The Local Government Fair Competition Act, which had just passed the House Public Utilities Committee at press time, would require municipalities providing Internet service to turn a profit within four years, along with holding two public hearings and a special election. The law would also prohibit them from subsidizing such services.
The bill’s proponents, including the Alliance of North Carolina Independent Telephone Companies, assert that local governments enjoy an unfair advantage because they don’t have to pay taxes and can subsidize an Internet service even if it’s not making money.
Those opposing the bill—including the North Carolina League of Municipalities and the cities of Chapel Hill, Durham, Fayetteville and Greensboro—counter that it’s simply a handout to the telecommunications companies that will hamper municipalities’ ability to provide an important economic-development tool, especially in rural areas that private industry might otherwise neglect.
“This would severely affect the ability of local governments to offer this service—it’s that simple,” said General Manager Hunter Goosmann, of ERC Broadband, an arm of the nonprofit Educational Resource Consortium that aims to ensure that there is Internet service throughout Western North Carolina. “The concern is that it will cripple North Carolina’s ability to compete and extend this infrastructure. It would especially have an effect in the eastern and western parts of the state, which are more rural and are trying to use this to build their economy.”
Goosmann emphasized, however, that ERC hasn’t taken an official position on the bill. “We’re kind of stuck in the middle here,” he explained. “We have to work with local governments, small business and large companies to do what we do.”
At least one supporter of the bill agrees with that assessment but believes it’s a good thing. “Yes, it will definitely harm the ability of local governments to provide this, [but] that’s in its favor,” said John Hood, president of The John Locke Foundation, a conservative Raleigh think tank.
“This is scaling back government from expanding beyond its proper scope,” said Hood, adding, “Government should be in the business of providing real utilities like roads, sewer, water instead of muscling in on private business. It may not be as sexy, but it needs to be dealt with.”
But he disputed the idea that rural areas would be harmed by the measure as much as its opponents maintain. “That’s just empirically false. We shouldn’t assume that broadband service will come to those areas in the same way it would to Asheville or Charlotte. There are ways you can get Internet service on the side of a mountain.”
But Wally Bowen, executive director of the Mountain Area Information Network, sees the proposal as a corporate power grab. “This would … cut off the ability to get these services from anywhere besides a cable or telephone company,” he said. “This is fundamentally about corporate control—there are bills like this all around the country. There’s a full-court press by corporations to take this away from municipalities.” MAIN, an Asheville-based nonprofit, provides Internet access in rural areas.

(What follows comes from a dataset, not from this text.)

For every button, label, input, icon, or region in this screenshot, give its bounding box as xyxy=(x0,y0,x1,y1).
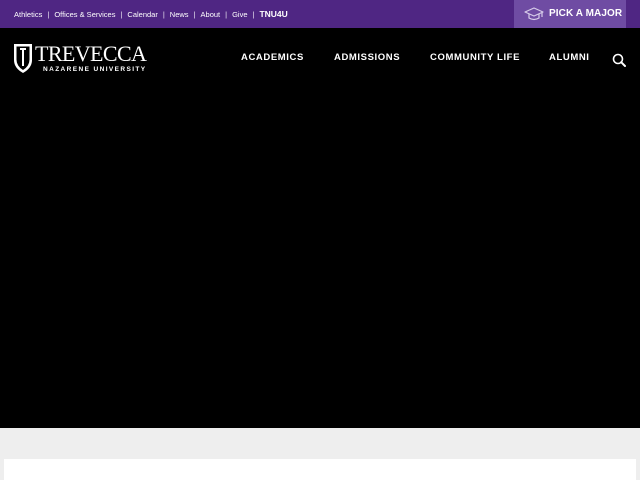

All five of the bill’s sponsors on the Public Utilities Committee received $4,000 or more in campaign contributions from telecommunications-industry political-action committees, according to a report in the June 6 [Durham] Independent Weekly.
Meanwhile, a Senate bill co-sponsored by Buncombe County Democrat Martin Nesbitt would move in the opposite direction, allocating a portion of each municipality’s sales-tax revenues for providing broadband and community media centers, as well as restoring local governments’ authority over cable-TV franchise renewals in order to help fund public-access channels.